Derive, in the framework of rubber elasticity, the relationship between the piston pressure (P) and the piston displacement, d. Clearly state all your assumptions.
2. Some shape-memory polymers (SMP) have relatively low glass transition temperatures, Tg. As glass transition occurs, the volume/shape of the SMP changes significantly. Typically, a shape-memory experiment consists of the following steps:
(1) as T > Tg, the SMP has a specified shape ("A"); (2) the temperature is lowered to below Tg; (3) the SMP is deformed to another shape ("B"); (4) the temperature is increased back to above Tg; it can be observed that the shape of SMP changes from "B" back to "A". The polymer under consideration is a thermoplastic.
(a) Do an independent literature research; describe in detail why the thermoplastic polymer has such a shape memory characteristic.
(b) If after the 4th step, the temperature is changed to below Tg again, will the shape of SMP change from "A" to "B" again? Why?
3. Two amorphous linear polymers have high number densities of pendant groups.
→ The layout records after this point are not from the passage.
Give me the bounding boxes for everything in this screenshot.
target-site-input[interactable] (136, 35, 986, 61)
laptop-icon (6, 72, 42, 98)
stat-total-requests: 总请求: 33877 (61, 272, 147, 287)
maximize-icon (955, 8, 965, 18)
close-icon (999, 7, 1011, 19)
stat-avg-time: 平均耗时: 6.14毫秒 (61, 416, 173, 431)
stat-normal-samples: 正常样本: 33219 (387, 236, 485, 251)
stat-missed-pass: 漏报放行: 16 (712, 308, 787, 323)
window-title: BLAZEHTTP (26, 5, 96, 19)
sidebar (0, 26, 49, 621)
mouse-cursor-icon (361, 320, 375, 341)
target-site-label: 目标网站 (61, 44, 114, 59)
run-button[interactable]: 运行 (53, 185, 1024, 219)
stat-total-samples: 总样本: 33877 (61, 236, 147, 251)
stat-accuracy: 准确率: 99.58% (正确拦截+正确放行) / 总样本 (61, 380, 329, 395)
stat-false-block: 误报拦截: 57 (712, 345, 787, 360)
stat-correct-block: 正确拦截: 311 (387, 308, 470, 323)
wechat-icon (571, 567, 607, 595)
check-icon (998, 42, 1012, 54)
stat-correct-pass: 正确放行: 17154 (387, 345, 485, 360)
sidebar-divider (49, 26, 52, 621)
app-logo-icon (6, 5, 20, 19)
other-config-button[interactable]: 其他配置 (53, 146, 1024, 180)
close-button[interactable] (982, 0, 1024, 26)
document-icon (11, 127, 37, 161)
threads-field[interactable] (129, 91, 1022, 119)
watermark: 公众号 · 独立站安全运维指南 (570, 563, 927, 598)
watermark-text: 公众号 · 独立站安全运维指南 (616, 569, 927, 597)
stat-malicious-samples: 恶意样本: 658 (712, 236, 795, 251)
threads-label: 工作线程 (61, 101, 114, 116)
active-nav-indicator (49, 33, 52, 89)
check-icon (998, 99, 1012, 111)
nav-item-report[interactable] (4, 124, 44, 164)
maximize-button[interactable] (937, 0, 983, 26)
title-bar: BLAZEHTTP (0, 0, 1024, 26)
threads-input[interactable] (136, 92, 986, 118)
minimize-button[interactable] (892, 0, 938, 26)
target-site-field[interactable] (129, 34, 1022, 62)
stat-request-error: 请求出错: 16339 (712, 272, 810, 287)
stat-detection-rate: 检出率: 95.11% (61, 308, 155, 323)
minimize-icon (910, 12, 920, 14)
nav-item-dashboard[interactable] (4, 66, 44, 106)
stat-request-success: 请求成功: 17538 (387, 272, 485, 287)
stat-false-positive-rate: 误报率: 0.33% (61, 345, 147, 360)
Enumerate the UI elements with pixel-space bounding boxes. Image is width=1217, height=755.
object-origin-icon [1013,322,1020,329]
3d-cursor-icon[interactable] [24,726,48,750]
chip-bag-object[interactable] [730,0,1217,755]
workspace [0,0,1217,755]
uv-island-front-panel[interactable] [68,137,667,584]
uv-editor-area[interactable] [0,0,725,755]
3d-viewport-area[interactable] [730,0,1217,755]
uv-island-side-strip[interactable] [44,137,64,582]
Assume that the pendant groups of polymer "A" are C4 groups (i.e. each pendant group has 4 C-C bonds); the pendant groups of polymer "B" are C16 groups (i.e. each pendant group has 16 C-C bonds). A C4 group can be described as -CH2-CH2-CH2- CH3; a C16 group is of a similar structure but four times longer. Everything else of the two polymers, e.g. the degree of polymerization, is the same.
(a) Which one tends to have a lower glass transition temperature, Tg? Why?
(b) Which one tends to have a lower melting point, Tm? Why?
4. A constitutive equation is the governing equation that relates stress, σ(t), to strain, ε(t), where t is time. For instance, for a linear elastic material, the constitutive equation is the Hooke's law: σ(t) = E.ε(t), where E is the Young's modulus.
(a) Derive the constitutive equation of the two-parameter Voigt model, in which a spring and a dashpot are placed in parallel with each other. Denote the spring constant as k and the dashpot viscosity as η.
(b) In a constant-stress-rate (CSR) test, a tensile stress is applied and it is increased at a constant rate, Rσ; i.e. σ(t) = Rσt. If a polymer can be characterized by the two- parameter Voigt model, derive its strain, ε(t), for the CSR test. Hint: Ordinary differential equation (ODE) may be solved either directly or by using the Laplace Transform method.